The AI-based system gradually creates and aligns smaller submaps of the scene, which it then combines to reconstruct a full 3D map while estimating the robot's position in real time.
Unlike many other approaches, their technique does not require calibrated cameras or an expert to tune a complex system implementation. The simpler nature of their approach, combined with the speed and quality of 3D reconstruction, would make it easier to scale to real-world applications.
In addition to helping search and rescue robots navigate, the method could be used to create augmented reality applications for wearable devices such as VR headsets, or enable industrial robots to quickly find and move goods in a warehouse.
“For robots to perform increasingly complex tasks, they need much more complex representations of maps of the world around them. At the same time, we do not want to make it difficult to implement these maps in practice. We have shown that it is possible to generate an accurate 3D reconstruction in a matter of seconds using a tool that works right out of the box,” says Dominic Maggio, an MIT graduate and lead author of the book article about this method.
Maggio was joined on the paper by postdoc Hyungtae Lim and senior author Luca Carlone, associate professor in MIT's Department of Aeronautics and Astronautics (AeroAstro), principal investigator in the Laboratory for Information and Decision Systems (LIDS), and director of the MIT SPARK Laboratory. The research results will be presented at the Conference on Neural Information Processing Systems.
Solution mapping
For years, researchers have been studying an important element of robotic navigation called simultaneous localization and mapping (SLAM). In SLAM, the robot recreates a map of its surroundings, orienting itself in space.
Traditional methods of optimizing this task usually fail in difficult scenes or require prior calibration of the robot's on-board cameras. To avoid these pitfalls, researchers are training machine learning models to learn this task from data.
Although they are simpler to implement, even the best models can only process about 60 camera images at a time, making them impractical for applications where the robot must move quickly through a diverse environment while processing thousands of images.
To solve this problem, MIT researchers designed a system that generates smaller submaps of the scene instead of the entire map. Their method “glues” these submaps into one overall 3D reconstruction. The model still only processes a few images at a time, but the system can recreate larger scenes much faster by stitching together smaller submaps.
“It seemed like a very simple solution, but when I tried it for the first time, I was surprised that it didn't work that well,” says Maggio.
Looking for an explanation, he turned to scientific articles from the 1980s and 1990s on computer vision. Through this analysis, Maggio realized that errors in the way machine learning models processed images made submap alignment a more complex problem.
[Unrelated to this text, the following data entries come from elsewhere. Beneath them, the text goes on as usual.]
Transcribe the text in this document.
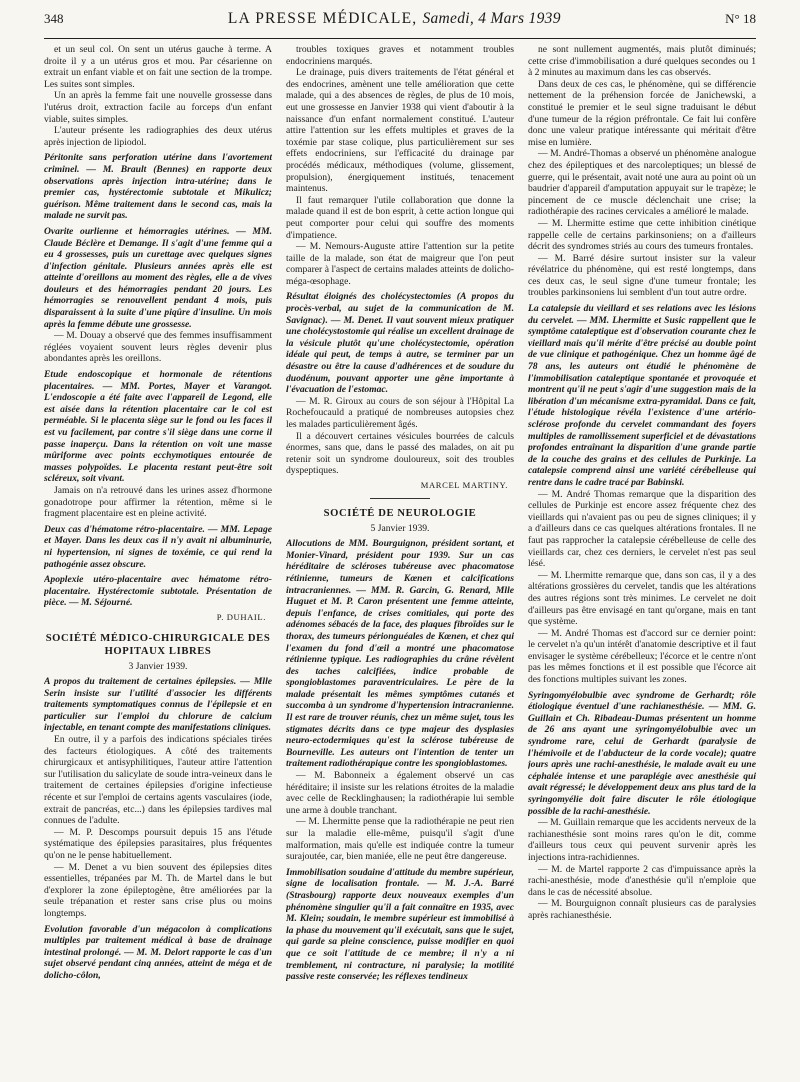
348	LA PRESSE MÉDICALE, Samedi, 4 Mars 1939	N° 18

et un seul col. On sent un utérus gauche à terme. A droite il y a un utérus gros et mou. Par césarienne on extrait un enfant viable et on fait une section de la trompe. Les suites sont simples.

Un an après la femme fait une nouvelle grossesse dans l'utérus droit, extraction facile au forceps d'un enfant viable, suites simples.

L'auteur présente les radiographies des deux utérus après injection de lipiodol.

Péritonite sans perforation utérine dans l'avortement criminel. — M. Brault (Bennes) en rapporte deux observations après injection intra-utérine; dans le premier cas, hystérectomie subtotale et Mikulicz; guérison. Même traitement dans le second cas, mais la malade ne survit pas.

Ovarite ourlienne et hémorragies utérines. — MM. Claude Béclère et Demange. Il s'agit d'une femme qui a eu 4 grossesses, puis un curettage avec quelques signes d'infection génitale. Plusieurs années après elle est atteinte d'oreillons au moment des règles, elle a de vives douleurs et des hémorragies pendant 20 jours. Les hémorragies se renouvellent pendant 4 mois, puis disparaissent à la suite d'une piqûre d'insuline. Un mois après la femme débute une grossesse.

— M. Douay a observé que des femmes insuffisamment réglées voyaient souvent leurs règles devenir plus abondantes après les oreillons.

Etude endoscopique et hormonale de rétentions placentaires. — MM. Portes, Mayer et Varangot. L'endoscopie a été faite avec l'appareil de Legond, elle est aisée dans la rétention placentaire car le col est perméable. Si le placenta siège sur le fond ou les faces il est vu facilement, par contre s'il siège dans une corne il passe inaperçu. Dans la rétention on voit une masse mûriforme avec points ecchymotiques entourée de masses polypoïdes. Le placenta restant peut-être soit scléreux, soit vivant.

Jamais on n'a retrouvé dans les urines assez d'hormone gonadotrope pour affirmer la rétention, même si le fragment placentaire est en pleine activité.

Deux cas d'hématome rétro-placentaire. — MM. Lepage et Mayer. Dans les deux cas il n'y avait ni albuminurie, ni hypertension, ni signes de toxémie, ce qui rend la pathogénie assez obscure.

Apoplexie utéro-placentaire avec hématome rétro-placentaire. Hystérectomie subtotale. Présentation de pièce. — M. Séjourné.

P. DUHAIL.
SOCIÉTÉ MÉDICO-CHIRURGICALE DES HOPITAUX LIBRES
3 Janvier 1939.

A propos du traitement de certaines épilepsies. — Mlle Serin insiste sur l'utilité d'associer les différents traitements symptomatiques connus de l'épilepsie et en particulier sur l'emploi du chlorure de calcium injectable, en tenant compte des manifestations cliniques.

En outre, il y a parfois des indications spéciales tirées des facteurs étiologiques. A côté des traitements chirurgicaux et antisyphilitiques, l'auteur attire l'attention sur l'utilisation du salicylate de soude intra-veineux dans le traitement de certaines épilepsies d'origine infectieuse récente et sur l'emploi de certains agents vasculaires (iode, extrait de pancréas, etc...) dans les épilepsies tardives mal connues de l'adulte.

— M. P. Descomps poursuit depuis 15 ans l'étude systématique des épilepsies parasitaires, plus fréquentes qu'on ne le pense habituellement.

— M. Denet a vu bien souvent des épilepsies dites essentielles, trépanées par M. Th. de Martel dans le but d'explorer la zone épileptogène, être améliorées par la seule trépanation et rester sans crise plus ou moins longtemps.

Evolution favorable d'un mégacolon à complications multiples par traitement médical à base de drainage intestinal prolongé. — M. M. Delort rapporte le cas d'un sujet observé pendant cinq années, atteint de méga et de dolicho-côlon,

troubles toxiques graves et notamment troubles endocriniens marqués.

Le drainage, puis divers traitements de l'état général et des endocrines, amènent une telle amélioration que cette malade, qui a des absences de règles, de plus de 10 mois, eut une grossesse en Janvier 1938 qui vient d'aboutir à la naissance d'un enfant normalement constitué. L'auteur attire l'attention sur les effets multiples et graves de la toxémie par stase colique, plus particulièrement sur ses effets endocriniens, sur l'efficacité du drainage par procédés médicaux, méthodiques (volume, glissement, propulsion), énergiquement institués, tenacement maintenus.

Il faut remarquer l'utile collaboration que donne la malade quand il est de bon esprit, à cette action longue qui peut comporter pour celui qui souffre des moments d'impatience.

— M. Nemours-Auguste attire l'attention sur la petite taille de la malade, son état de maigreur que l'on peut comparer à l'aspect de certains malades atteints de dolicho-méga-œsophage.

Résultat éloignés des cholécystectomies (A propos du procès-verbal, au sujet de la communication de M. Savignac). — M. Denet. Il vaut souvent mieux pratiquer une cholécystostomie qui réalise un excellent drainage de la vésicule plutôt qu'une cholécystectomie, opération idéale qui peut, de temps à autre, se terminer par un désastre ou être la cause d'adhérences et de soudure du duodénum, pouvant apporter une gêne importante à l'évacuation de l'estomac.

— M. R. Giroux au cours de son séjour à l'Hôpital La Rochefoucauld a pratiqué de nombreuses autopsies chez les malades particulièrement âgés.

Il a découvert certaines vésicules bourrées de calculs énormes, sans que, dans le passé des malades, on ait pu retenir soit un syndrome douloureux, soit des troubles dyspeptiques.

MARCEL MARTINY.
SOCIÉTÉ DE NEUROLOGIE
5 Janvier 1939.

Allocutions de MM. Bourguignon, président sortant, et Monier-Vinard, président pour 1939. Sur un cas héréditaire de scléroses tubéreuse avec phacomatose rétinienne, tumeurs de Kœnen et calcifications intracraniennes. — MM. R. Garcin, G. Renard, Mlle Huguet et M. P. Caron présentent une femme atteinte, depuis l'enfance, de crises comitiales, qui porte des adénomes sébacés de la face, des plaques fibroïdes sur le thorax, des tumeurs périonguéales de Kœnen, et chez qui l'examen du fond d'œil a montré une phacomatose rétinienne typique. Les radiographies du crâne révèlent des taches calcifiées, indice probable de spongioblastomes paraventriculaires. Le père de la malade présentait les mêmes symptômes cutanés et succomba à un syndrome d'hypertension intracranienne. Il est rare de trouver réunis, chez un même sujet, tous les stigmates décrits dans ce type majeur des dysplasies neuro-ectodermiques qu'est la sclérose tubéreuse de Bourneville. Les auteurs ont l'intention de tenter un traitement radiothérapique contre les spongioblastomes.

— M. Babonneix a également observé un cas héréditaire; il insiste sur les relations étroites de la maladie avec celle de Recklinghausen; la radiothérapie lui semble une arme à double tranchant.

— M. Lhermitte pense que la radiothérapie ne peut rien sur la maladie elle-même, puisqu'il s'agit d'une malformation, mais qu'elle est indiquée contre la tumeur surajoutée, car, bien maniée, elle ne peut être dangereuse.

Immobilisation soudaine d'attitude du membre supérieur, signe de localisation frontale. — M. J.-A. Barré (Strasbourg) rapporte deux nouveaux exemples d'un phénomène singulier qu'il a fait connaître en 1935, avec M. Klein; soudain, le membre supérieur est immobilisé à la phase du mouvement qu'il exécutait, sans que le sujet, qui garde sa pleine conscience, puisse modifier en quoi que ce soit l'attitude de ce membre; il n'y a ni tremblement, ni contracture, ni paralysie; la motilité passive reste conservée; les réflexes tendineux

ne sont nullement augmentés, mais plutôt diminués; cette crise d'immobilisation a duré quelques secondes ou 1 à 2 minutes au maximum dans les cas observés.

Dans deux de ces cas, le phénomène, qui se différencie nettement de la préhension forcée de Janichewski, a constitué le premier et le seul signe traduisant le début d'une tumeur de la région préfrontale. Ce fait lui confère donc une valeur pratique intéressante qui méritait d'être mise en lumière.

— M. André-Thomas a observé un phénomène analogue chez des épileptiques et des narcoleptiques; un blessé de guerre, qui le présentait, avait noté une aura au point où un baudrier d'appareil d'amputation appuyait sur le trapèze; le pincement de ce muscle déclenchait une crise; la radiothérapie des racines cervicales a amélioré le malade.

— M. Lhermitte estime que cette inhibition cinétique rappelle celle de certains parkinsoniens; on a d'ailleurs décrit des syndromes striés au cours des tumeurs frontales.

— M. Barré désire surtout insister sur la valeur révélatrice du phénomène, qui est resté longtemps, dans ces deux cas, le seul signe d'une tumeur frontale; les troubles parkinsoniens lui semblent d'un tout autre ordre.

La catalepsie du vieillard et ses relations avec les lésions du cervelet. — MM. Lhermitte et Susic rappellent que le symptôme cataleptique est d'observation courante chez le vieillard mais qu'il mérite d'être précisé au double point de vue clinique et pathogénique. Chez un homme âgé de 78 ans, les auteurs ont étudié le phénomène de l'immobilisation cataleptique spontanée et provoquée et montrent qu'il ne peut s'agir d'une suggestion mais de la libération d'un mécanisme extra-pyramidal. Dans ce fait, l'étude histologique révéla l'existence d'une artério-sclérose profonde du cervelet commandant des foyers multiples de ramollissement superficiel et de dévastations profondes entraînant la disparition d'une grande partie de la couche des grains et des cellules de Purkinje. La catalepsie comprend ainsi une variété cérébelleuse qui rentre dans le cadre tracé par Babinski.

— M. André Thomas remarque que la disparition des cellules de Purkinje est encore assez fréquente chez des vieillards qui n'avaient pas ou peu de signes cliniques; il y a d'ailleurs dans ce cas quelques altérations frontales. Il ne faut pas rapprocher la catalepsie cérébelleuse de celle des vieillards car, chez ces derniers, le cervelet n'est pas seul lésé.

— M. Lhermitte remarque que, dans son cas, il y a des altérations grossières du cervelet, tandis que les altérations des autres régions sont très minimes. Le cervelet ne doit d'ailleurs pas être envisagé en tant qu'organe, mais en tant que système.

— M. André Thomas est d'accord sur ce dernier point: le cervelet n'a qu'un intérêt d'anatomie descriptive et il faut envisager le système cérébelleux; l'écorce et le centre n'ont pas les mêmes fonctions et il est possible que l'écorce ait des fonctions multiples suivant les zones.

Syringomyélobulbie avec syndrome de Gerhardt; rôle étiologique éventuel d'une rachianesthésie. — MM. G. Guillain et Ch. Ribadeau-Dumas présentent un homme de 26 ans ayant une syringomyélobulbie avec un syndrome rare, celui de Gerhardt (paralysie de l'hémivoile et de l'abducteur de la corde vocale); quatre jours après une rachi-anesthésie, le malade avait eu une céphalée intense et une paraplégie avec anesthésie qui avait régressé; le développement deux ans plus tard de la syringomyélie doit faire discuter le rôle étiologique possible de la rachi-anesthésie.

— M. Guillain remarque que les accidents nerveux de la rachianesthésie sont moins rares qu'on le dit, comme d'ailleurs tous ceux qui peuvent survenir après les injections intra-rachidiennes.

— M. de Martel rapporte 2 cas d'impuissance après la rachi-anesthésie, mode d'anesthésie qu'il n'emploie que dans le cas de nécessité absolue.

— M. Bourguignon connaît plusieurs cas de paralysies après rachianesthésie.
Traditional methods of aligning submaps by applying rotation and translation until aligned. However, these new models can introduce some ambiguity into the submaps, making them difficult to match. For example, a 3D submap of one side of a room might have the walls slightly bent or stretched. Simply rotating and translating these deformed submaps to align them does not work.
“We need to make sure that all the submaps are deformed in a consistent way so that we can fit them together well,” Carlone explains.
A more flexible approach
Borrowing ideas from classical computer vision, researchers developed a more flexible mathematical technique that can represent all the deformations of these submaps. By applying mathematical transformations to each submap, this more flexible method can align them in a way that eliminates ambiguity.
Based on the input images, the system generates a 3D reconstruction of the scene and estimated camera locations that the robot would use to locate itself in space.
“Once Dominic had the intuition to combine these two worlds – learning-based approaches and traditional optimization methods – implementation was quite simple,” says Carlone. “Coming up with something so effective and simple has the potential for many applications.
Their system worked faster and contained fewer reconstruction errors than other methods, without the need to use special cameras or additional data processing tools. The researchers generated near-real-time 3D reconstructions of complex scenes, such as the interior of the MIT Chapel, using only short videos recorded on a cell phone.
The average error in these 3D reconstructions was less than 5 centimeters.
In the future, the researchers want to increase the reliability of their method in the case of particularly complex scenes and work on implementing it on real robots in difficult conditions.
“Knowing traditional geometry pays off. If you thoroughly understand what's going on in the model, you can get much better results and make things much more scalable,” Carlone says.
This work is supported in part by the U.S. National Science Foundation, the U.S. Office of Naval Research, and the National Research Foundation of Korea. Carlone, currently on sabbatical as an Amazon Fellow, completed this work before joining Amazon.